En el caso de Connerland, de Laura Fernández (Terrassa, 1981), las guiñadas al pasado del género son explícitas: todo es un gran homenaje a Kurt Vonnegut, el escritor estadounidense fallecido en 2007. Vonnegut, entre la ingeniería y la antropología, imaginó con temor futuros dominados por tecnología tortuosa, produjo una obra maestra de la literatura antibélica (Matadero 5, de 1969) y, sobre todo, definió una escritura tan minimalista como bienhumorada, una sintaxis reconocible inmediatamente. Fernández reconstruye ese estilo –o su traducción española– y le agrega onomatopeyas, interjecciones y latiguillos propios. Eso por un lado; además, como hizo Vonnegut cuando creó al personaje Kilgore Trout, introduce a un escritor de ciencia ficción –el Voss Van Conner que presta su apellido para el título– para amalgamar microargumentos de posibles cuentos.

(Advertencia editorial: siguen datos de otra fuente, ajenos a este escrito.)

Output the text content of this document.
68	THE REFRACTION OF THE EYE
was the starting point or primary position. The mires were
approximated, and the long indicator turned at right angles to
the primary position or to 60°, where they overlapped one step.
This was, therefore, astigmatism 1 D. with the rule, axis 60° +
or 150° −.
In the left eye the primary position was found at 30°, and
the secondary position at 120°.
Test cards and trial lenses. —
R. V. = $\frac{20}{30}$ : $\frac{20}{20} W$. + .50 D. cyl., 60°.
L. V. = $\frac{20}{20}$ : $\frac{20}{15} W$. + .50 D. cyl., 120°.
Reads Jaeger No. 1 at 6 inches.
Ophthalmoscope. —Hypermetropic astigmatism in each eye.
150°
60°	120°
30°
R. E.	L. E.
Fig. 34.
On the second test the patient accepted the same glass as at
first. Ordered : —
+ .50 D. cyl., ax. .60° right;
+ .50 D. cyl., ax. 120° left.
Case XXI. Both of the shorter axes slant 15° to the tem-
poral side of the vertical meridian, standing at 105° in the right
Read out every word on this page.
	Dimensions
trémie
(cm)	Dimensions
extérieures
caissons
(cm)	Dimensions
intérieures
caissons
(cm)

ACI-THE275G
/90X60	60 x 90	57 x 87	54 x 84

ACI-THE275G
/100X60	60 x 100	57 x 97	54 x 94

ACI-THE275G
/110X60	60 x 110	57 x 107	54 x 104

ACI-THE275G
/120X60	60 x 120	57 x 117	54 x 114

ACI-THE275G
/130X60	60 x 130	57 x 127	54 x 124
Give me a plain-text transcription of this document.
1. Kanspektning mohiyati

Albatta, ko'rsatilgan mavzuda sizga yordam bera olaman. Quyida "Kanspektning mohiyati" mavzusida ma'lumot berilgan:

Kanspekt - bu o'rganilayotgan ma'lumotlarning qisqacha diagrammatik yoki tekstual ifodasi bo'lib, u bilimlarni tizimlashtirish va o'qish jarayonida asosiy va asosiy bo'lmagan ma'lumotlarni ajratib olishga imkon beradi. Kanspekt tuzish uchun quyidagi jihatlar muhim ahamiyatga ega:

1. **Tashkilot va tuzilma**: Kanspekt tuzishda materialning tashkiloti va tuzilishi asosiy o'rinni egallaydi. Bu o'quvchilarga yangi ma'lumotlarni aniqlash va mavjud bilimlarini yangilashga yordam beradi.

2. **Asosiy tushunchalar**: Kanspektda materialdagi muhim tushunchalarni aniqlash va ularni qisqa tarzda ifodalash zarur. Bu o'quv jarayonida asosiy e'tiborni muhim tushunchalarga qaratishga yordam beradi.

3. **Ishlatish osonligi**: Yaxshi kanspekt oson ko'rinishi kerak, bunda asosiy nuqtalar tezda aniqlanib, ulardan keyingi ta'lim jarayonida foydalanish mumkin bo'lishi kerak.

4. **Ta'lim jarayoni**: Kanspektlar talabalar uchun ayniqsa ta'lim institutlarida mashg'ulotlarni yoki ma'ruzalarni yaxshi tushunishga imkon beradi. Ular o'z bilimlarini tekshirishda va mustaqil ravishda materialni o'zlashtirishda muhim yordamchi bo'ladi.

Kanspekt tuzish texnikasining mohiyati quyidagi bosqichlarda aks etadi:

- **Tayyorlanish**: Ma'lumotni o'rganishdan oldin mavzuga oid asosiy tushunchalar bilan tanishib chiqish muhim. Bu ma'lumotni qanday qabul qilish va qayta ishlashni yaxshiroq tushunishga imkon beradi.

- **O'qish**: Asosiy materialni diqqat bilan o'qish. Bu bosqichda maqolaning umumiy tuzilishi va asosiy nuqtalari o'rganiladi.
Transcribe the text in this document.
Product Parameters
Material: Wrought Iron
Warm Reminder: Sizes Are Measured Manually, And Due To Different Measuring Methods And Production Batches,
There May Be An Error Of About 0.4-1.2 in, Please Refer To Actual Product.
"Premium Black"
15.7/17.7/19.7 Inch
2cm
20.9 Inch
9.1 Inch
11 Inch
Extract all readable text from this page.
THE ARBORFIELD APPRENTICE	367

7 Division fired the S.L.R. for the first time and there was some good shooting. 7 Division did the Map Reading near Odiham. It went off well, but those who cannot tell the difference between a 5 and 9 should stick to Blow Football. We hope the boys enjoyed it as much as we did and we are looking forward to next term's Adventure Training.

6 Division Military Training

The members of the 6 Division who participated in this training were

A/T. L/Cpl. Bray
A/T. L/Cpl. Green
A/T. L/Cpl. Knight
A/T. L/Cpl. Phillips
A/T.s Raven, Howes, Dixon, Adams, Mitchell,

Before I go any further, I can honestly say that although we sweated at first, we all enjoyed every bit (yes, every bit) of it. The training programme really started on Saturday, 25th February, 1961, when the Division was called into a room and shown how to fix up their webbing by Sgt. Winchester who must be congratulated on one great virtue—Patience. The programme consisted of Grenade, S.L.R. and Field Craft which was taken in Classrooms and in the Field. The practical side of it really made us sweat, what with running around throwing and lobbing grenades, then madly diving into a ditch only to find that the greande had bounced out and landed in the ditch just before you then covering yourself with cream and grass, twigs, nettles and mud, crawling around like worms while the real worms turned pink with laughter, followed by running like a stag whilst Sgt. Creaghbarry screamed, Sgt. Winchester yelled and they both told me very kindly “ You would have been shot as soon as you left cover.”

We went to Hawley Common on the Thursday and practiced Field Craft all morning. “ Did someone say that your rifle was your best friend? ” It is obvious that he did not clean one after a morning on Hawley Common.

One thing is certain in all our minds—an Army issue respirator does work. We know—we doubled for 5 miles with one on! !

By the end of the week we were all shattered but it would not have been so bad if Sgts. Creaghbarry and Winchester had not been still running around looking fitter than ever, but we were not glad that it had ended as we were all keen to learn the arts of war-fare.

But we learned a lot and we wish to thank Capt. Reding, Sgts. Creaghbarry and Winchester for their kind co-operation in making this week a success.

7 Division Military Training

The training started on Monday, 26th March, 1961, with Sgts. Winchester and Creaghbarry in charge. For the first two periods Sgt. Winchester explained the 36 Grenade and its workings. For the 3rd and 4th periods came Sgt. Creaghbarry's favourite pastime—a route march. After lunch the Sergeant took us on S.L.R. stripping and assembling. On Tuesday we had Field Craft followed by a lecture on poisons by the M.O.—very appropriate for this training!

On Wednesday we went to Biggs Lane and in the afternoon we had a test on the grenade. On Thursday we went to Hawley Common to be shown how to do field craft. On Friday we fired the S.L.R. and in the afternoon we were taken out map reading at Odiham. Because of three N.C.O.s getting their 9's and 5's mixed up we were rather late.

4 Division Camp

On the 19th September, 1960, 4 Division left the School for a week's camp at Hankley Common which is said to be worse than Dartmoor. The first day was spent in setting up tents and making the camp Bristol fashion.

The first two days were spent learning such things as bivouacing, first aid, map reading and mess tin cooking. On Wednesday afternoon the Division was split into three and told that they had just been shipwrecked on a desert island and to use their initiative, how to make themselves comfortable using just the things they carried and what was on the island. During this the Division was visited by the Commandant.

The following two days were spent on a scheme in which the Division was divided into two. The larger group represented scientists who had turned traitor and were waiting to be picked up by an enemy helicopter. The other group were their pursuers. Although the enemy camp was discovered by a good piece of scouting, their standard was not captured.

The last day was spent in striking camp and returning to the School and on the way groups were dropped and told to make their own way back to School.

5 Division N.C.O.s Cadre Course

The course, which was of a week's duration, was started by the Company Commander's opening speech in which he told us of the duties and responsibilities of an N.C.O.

Para conocedores de Vonnegut, puede ser abrumadora la cantidad de referencias a la obra, pero para quien llegue libre de esa bella carga, la novela se acerca más a una parodia del mundo editorial –Van Conner triunfa cuando se electrocuta, para empezar–. En todo caso, es un cúmulo de ocurrencias que no habla tanto del futuro o del presente como de la propia capacidad de dejarse ir con la imaginación. Será cuestión de conseguir las anteriores novelas de Fernández: Bienvenidos a Welcome (2008), Wendolin Kramer (2011), La chica zombi y El show de Grossman (2013).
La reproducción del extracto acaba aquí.